Quickly assessing the situation he gets the hair dryer and one by one we start blow drying their little feathers. It's a slow process but the technique is proving successful. The circulation returns to their feet, they stand alone, no bobbing head routine. I suggest that perhaps we should get the ones out of the trash and see if we can have any luck with them. It's a 'what have we got to loose' scenario until we pull them from the plastic bag. Any coroner in the land would take one look at the closed eyes, the legs straight as a road heading east and sadly shake their head while pulling the sheet over the corpse. But not Tomas. His mother died when he was four and giving up on any life is not written into his script. He dries and prods them, interprets the drooping head as a sign of fatigue. He insists all they need is a round of physical therapy to be like new. I keep muttering 'give it up big boy...' Yet he perseveres and I realize this is one of his strongest attributes... he never gives up. It's one of the obvious secrets to our 32 years of marriage. The guy doesn't know when to throw in the towel.

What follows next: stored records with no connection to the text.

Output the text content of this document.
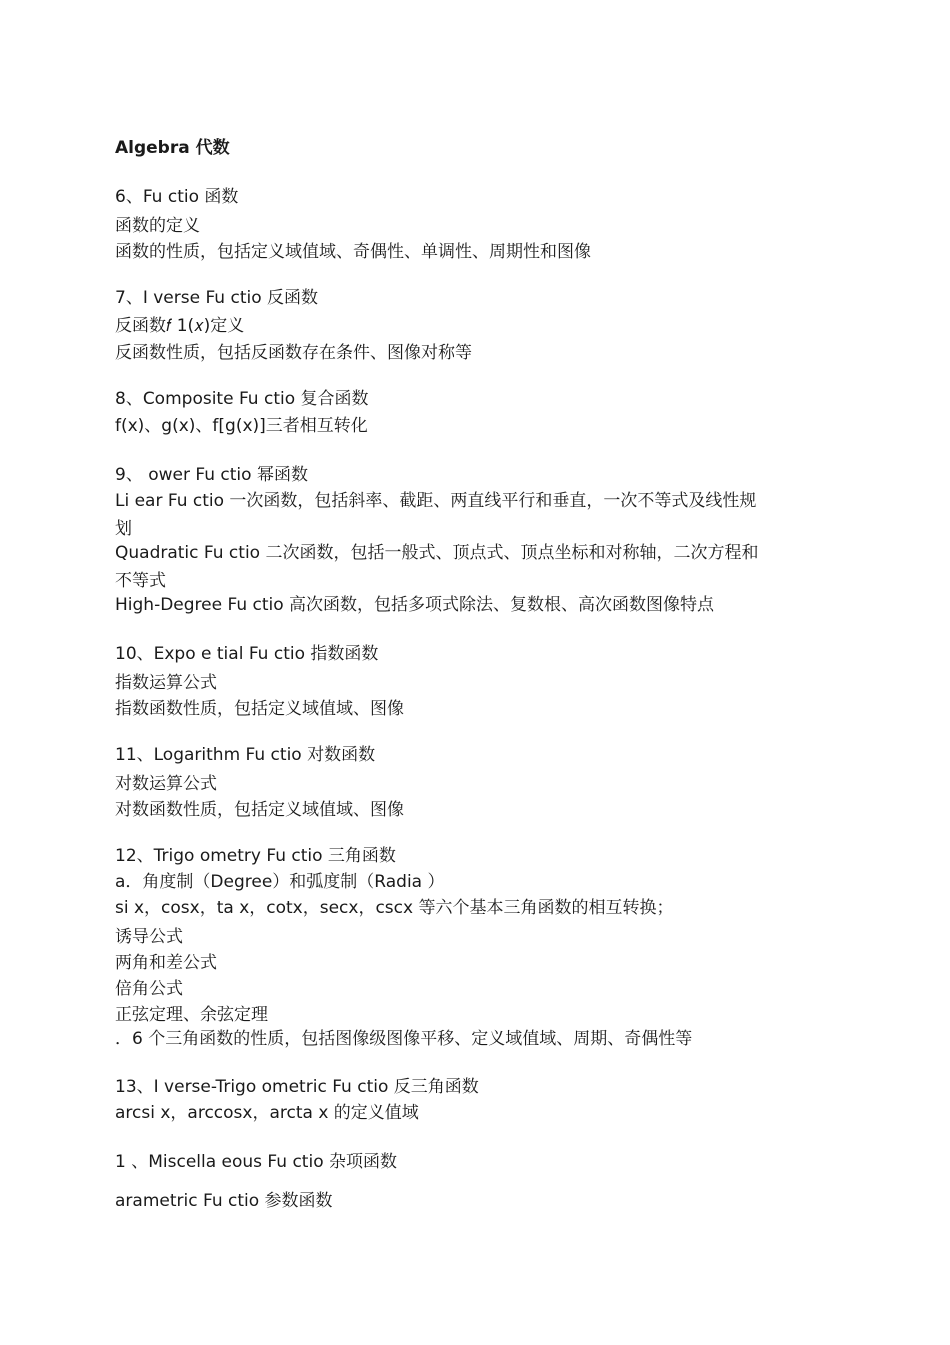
Algebra 代数
6、Fu ctio 函数
函数的定义
函数的性质，包括定义域值域、奇偶性、单调性、周期性和图像
7、I verse Fu ctio 反函数
反函数𝑓 1(𝑥)定义
反函数性质，包括反函数存在条件、图像对称等
8、Composite Fu ctio 复合函数
f(x)、g(x)、f[g(x)]三者相互转化
9、 ower Fu ctio 幂函数
Li ear Fu ctio 一次函数，包括斜率、截距、两直线平行和垂直，一次不等式及线性规
划
Quadratic Fu ctio 二次函数，包括一般式、顶点式、顶点坐标和对称轴，二次方程和
不等式
High-Degree Fu ctio 高次函数，包括多项式除法、复数根、高次函数图像特点
10、Expo e tial Fu ctio 指数函数
指数运算公式
指数函数性质，包括定义域值域、图像
11、Logarithm Fu ctio 对数函数
对数运算公式
对数函数性质，包括定义域值域、图像
12、Trigo ometry Fu ctio 三角函数
a．角度制（Degree）和弧度制（Radia ）
si x，cosx，ta x，cotx，secx，cscx 等六个基本三角函数的相互转换；
诱导公式
两角和差公式
倍角公式
正弦定理、余弦定理
．6 个三角函数的性质，包括图像级图像平移、定义域值域、周期、奇偶性等
13、I verse-Trigo ometric Fu ctio 反三角函数
arcsi x，arccosx，arcta x 的定义值域
1 、Miscella eous Fu ctio 杂项函数
arametric Fu ctio 参数函数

Returning a half hour later I am witness to a miracle. All five corpses are strutting around the table, chirping, bumping into one another. We give them another hour in the rehab ward before returning them to the brooding house where they are happily greeted by the other girls. Huddled around the feeding tray I am curious if they relate their near death experience to the others.... Yes yes, definitely saw the light and there was this warm wind blowing....but it just wasn't my time....

McMurry Hatcheries has hundreds of breeds of poultry but they may want to consider the new Lazarus line. I envision the ad: Guaranteed to bring you pleasure and an abundance of eggs; will survive subzero temperatures, scorching heat and a short trip to the other side. Money back guarantee not necessary.

4 Comments:

Anonymous Anonymous said...

One of your best, but then how could you miss with material like that!

Beth

10:02 AM  
Anonymous Anonymous said...

Jean....I'm getting angry glares from half of my co-workers because my gales of hysterical laughter have barely slowed down (they're not used to it because I'm usually quiet as a church mouse)...this might be my favorite one so far.
When are we going to get these posts optioned into a book, or perhaps a weekly article in the Burlington Free Press?
Thank god for hairdryers and stubborn love.
Have you named them yet?
xoxoxoxoxoLaura

11:28 AM  
Anonymous Anonymous said...

Oh dear lord. I think I peed a little.

Do I get to meet the miracle birds?

Jess

8:20 PM  
Anonymous Tom Rubens said...

I was riveted from start to finish! I love your perpetual smile perspective.